Conhecer e entender a linguagem. Sentir-se representado no palco. Interessar-se pelo debate proposto em cena. Ser seduzido também. Para isso, tem que ser feito um trabalho pedagógico, um trabalho de base, de formação. E não o oferecimento de espetáculos de graça ou a um real. É fácil se temos patrocínio mas o beneficiado é quem já vai ao teatro e paga. O público pagante, nesses programas de “formação”, se deforma e aprende a deixar de pagar.

Existem outras questões. Sobre a presença real e virtual, por exemplo. Vários artistas e coletivos, inclusive eu, temos investigado isso, experimentado novas dramaturgias ou retomado dramaturgias tradicionais. Em BENÇA – uma peça.doc – o tempo foi colocado como uma presença e fundidos os tempos dos vídeos e dos atores; em O OLHO DE DEUS, a presença dos atores de um espetáculo dentro do outro, através da tecnologia de transmissão ao vivo. Em DRÁCULA, a presença do próprio vampiro era virtual… Enfim, estudos, propostas, nenhum deles pra mim é O ESPETÁCULO. são esboços de possibilidades. Mas, como todos tiveram dinheiro público, foram também encarados como produto. E tivemos e temos uma preocupação muito grande com o público. Quem é o dessa peça? Como chegar a ele e traze-lo para essa experiência? E mais, como essa experiência pode beneficiá-lo…

Enfim são muitas questões.

Precisamos de reflexão e devemos louvar quem está a fim de faze-la. Portanto este parágrafo final é de agradecimento a você Leandro, que em dois fins de semana assistiu a seis peças, em Salvador, escreveu sobre elas e mandou pros envolvidos e imagino pra outras pessoas também. É importante que pessoas que gostam de teatro sigam em frente, que cumpram seu papel de também nos informar com suas críticas. Faz parte da formação do público e de nós criadores e produtores que outros além dos que fazem teatro nos ajudem com informação, trazendo mais complexidade de pensamento, recolocando, para nós, as questões que colocamos em cena.

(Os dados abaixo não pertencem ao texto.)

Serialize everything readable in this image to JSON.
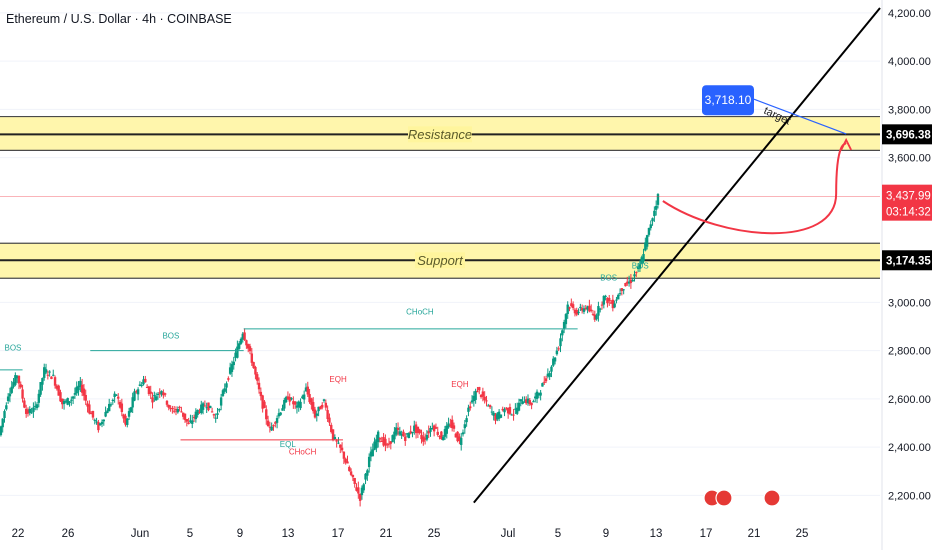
{
  "header": {
    "title": "Ethereum / U.S. Dollar · 4h · COINBASE"
  },
  "colors": {
    "up": "#089981",
    "down": "#f23645",
    "zone_fill": "#fff59d",
    "bos": "#26a69a",
    "choch": "#f23645",
    "trendline": "#000000",
    "target_box": "#2962ff",
    "projection": "#f23645"
  },
  "chart_data": {
    "type": "candlestick",
    "timeframe": "4h",
    "x_ticks": [
      "22",
      "26",
      "Jun",
      "5",
      "9",
      "13",
      "17",
      "21",
      "25",
      "Jul",
      "5",
      "9",
      "13",
      "17",
      "21",
      "25"
    ],
    "y_ticks": [
      "4,200.00",
      "4,000.00",
      "3,800.00",
      "3,600.00",
      "3,000.00",
      "2,800.00",
      "2,600.00",
      "2,400.00",
      "2,200.00"
    ],
    "ylim": [
      2160,
      4220
    ],
    "price_path": [
      [
        0,
        2450
      ],
      [
        0.02,
        2620
      ],
      [
        0.04,
        2700
      ],
      [
        0.06,
        2540
      ],
      [
        0.08,
        2560
      ],
      [
        0.1,
        2720
      ],
      [
        0.12,
        2690
      ],
      [
        0.14,
        2580
      ],
      [
        0.16,
        2600
      ],
      [
        0.18,
        2660
      ],
      [
        0.2,
        2550
      ],
      [
        0.22,
        2480
      ],
      [
        0.24,
        2560
      ],
      [
        0.26,
        2620
      ],
      [
        0.28,
        2490
      ],
      [
        0.3,
        2620
      ],
      [
        0.32,
        2680
      ],
      [
        0.34,
        2600
      ],
      [
        0.36,
        2640
      ],
      [
        0.38,
        2550
      ],
      [
        0.4,
        2560
      ],
      [
        0.42,
        2490
      ],
      [
        0.44,
        2550
      ],
      [
        0.46,
        2580
      ],
      [
        0.48,
        2520
      ],
      [
        0.5,
        2650
      ],
      [
        0.52,
        2760
      ],
      [
        0.54,
        2880
      ],
      [
        0.56,
        2760
      ],
      [
        0.58,
        2600
      ],
      [
        0.6,
        2470
      ],
      [
        0.62,
        2540
      ],
      [
        0.64,
        2610
      ],
      [
        0.66,
        2560
      ],
      [
        0.68,
        2640
      ],
      [
        0.7,
        2530
      ],
      [
        0.72,
        2590
      ],
      [
        0.74,
        2440
      ],
      [
        0.76,
        2380
      ],
      [
        0.78,
        2280
      ],
      [
        0.8,
        2190
      ],
      [
        0.82,
        2350
      ],
      [
        0.84,
        2450
      ],
      [
        0.86,
        2400
      ],
      [
        0.88,
        2470
      ],
      [
        0.9,
        2440
      ],
      [
        0.92,
        2480
      ],
      [
        0.94,
        2430
      ],
      [
        0.96,
        2490
      ],
      [
        0.98,
        2440
      ],
      [
        1.0,
        2500
      ],
      [
        1.02,
        2420
      ],
      [
        1.04,
        2560
      ],
      [
        1.06,
        2640
      ],
      [
        1.08,
        2580
      ],
      [
        1.1,
        2520
      ],
      [
        1.12,
        2560
      ],
      [
        1.14,
        2540
      ],
      [
        1.16,
        2600
      ],
      [
        1.18,
        2580
      ],
      [
        1.2,
        2640
      ],
      [
        1.22,
        2720
      ],
      [
        1.24,
        2820
      ],
      [
        1.26,
        2990
      ],
      [
        1.28,
        2960
      ],
      [
        1.3,
        2980
      ],
      [
        1.32,
        2940
      ],
      [
        1.34,
        3020
      ],
      [
        1.36,
        2990
      ],
      [
        1.38,
        3060
      ],
      [
        1.4,
        3090
      ],
      [
        1.42,
        3150
      ],
      [
        1.44,
        3300
      ],
      [
        1.46,
        3440
      ]
    ],
    "x_domain": [
      0,
      1.95
    ],
    "zones": [
      {
        "name": "Resistance",
        "top": 3770,
        "bottom": 3630,
        "line": 3696.38
      },
      {
        "name": "Support",
        "top": 3245,
        "bottom": 3100,
        "line": 3174.35
      }
    ],
    "price_labels": [
      {
        "value": "3,696.38",
        "price": 3696.38,
        "style": "dark"
      },
      {
        "value": "3,174.35",
        "price": 3174.35,
        "style": "dark"
      },
      {
        "value": "3,437.99",
        "price": 3437.99,
        "style": "red",
        "countdown": "03:14:32"
      }
    ],
    "target": {
      "label": "3,718.10",
      "price": 3718.1,
      "text": "target"
    },
    "trendline": [
      [
        1.05,
        2170
      ],
      [
        1.95,
        4220
      ]
    ],
    "structure_labels": [
      {
        "text": "BOS",
        "x": 0.01,
        "price": 2800,
        "kind": "bos"
      },
      {
        "text": "BOS",
        "x": 0.36,
        "price": 2850,
        "kind": "bos"
      },
      {
        "text": "CHoCH",
        "x": 0.9,
        "price": 2950,
        "kind": "bos"
      },
      {
        "text": "CHoCH",
        "x": 0.64,
        "price": 2370,
        "kind": "choch"
      },
      {
        "text": "BOS",
        "x": 1.33,
        "price": 3090,
        "kind": "bos"
      },
      {
        "text": "BOS",
        "x": 1.4,
        "price": 3140,
        "kind": "bos"
      },
      {
        "text": "EQL",
        "x": 0.62,
        "price": 2400,
        "kind": "bos"
      },
      {
        "text": "EQH",
        "x": 1.0,
        "price": 2650,
        "kind": "choch"
      },
      {
        "text": "EQH",
        "x": 0.73,
        "price": 2670,
        "kind": "choch"
      }
    ],
    "zone_labels": [
      {
        "text": "Resistance"
      },
      {
        "text": "Support"
      }
    ],
    "annotations": [
      {
        "text": "target"
      }
    ]
  }
}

salvador, 3 de outubro de 2012

Publicado em 06/10/2012 | 2 comentários

2 Comentários

  1. José Eduardo Ferreira Santos says:

    Parabéns, Márcio, por dialogar com as inquietações culturais do querido Leandro Souza. Gestos como o seu me fazem acreditar que é possível quebrar o silêncio e a invisibilidade da cultura em nossa cidade.

    • Administrador says:

      pois é, eduardo, acho importante esse debate, por isso postei mais duas cartas nossas, de leandro e minha, no post “correspondência com leandro……” dê uma olhada.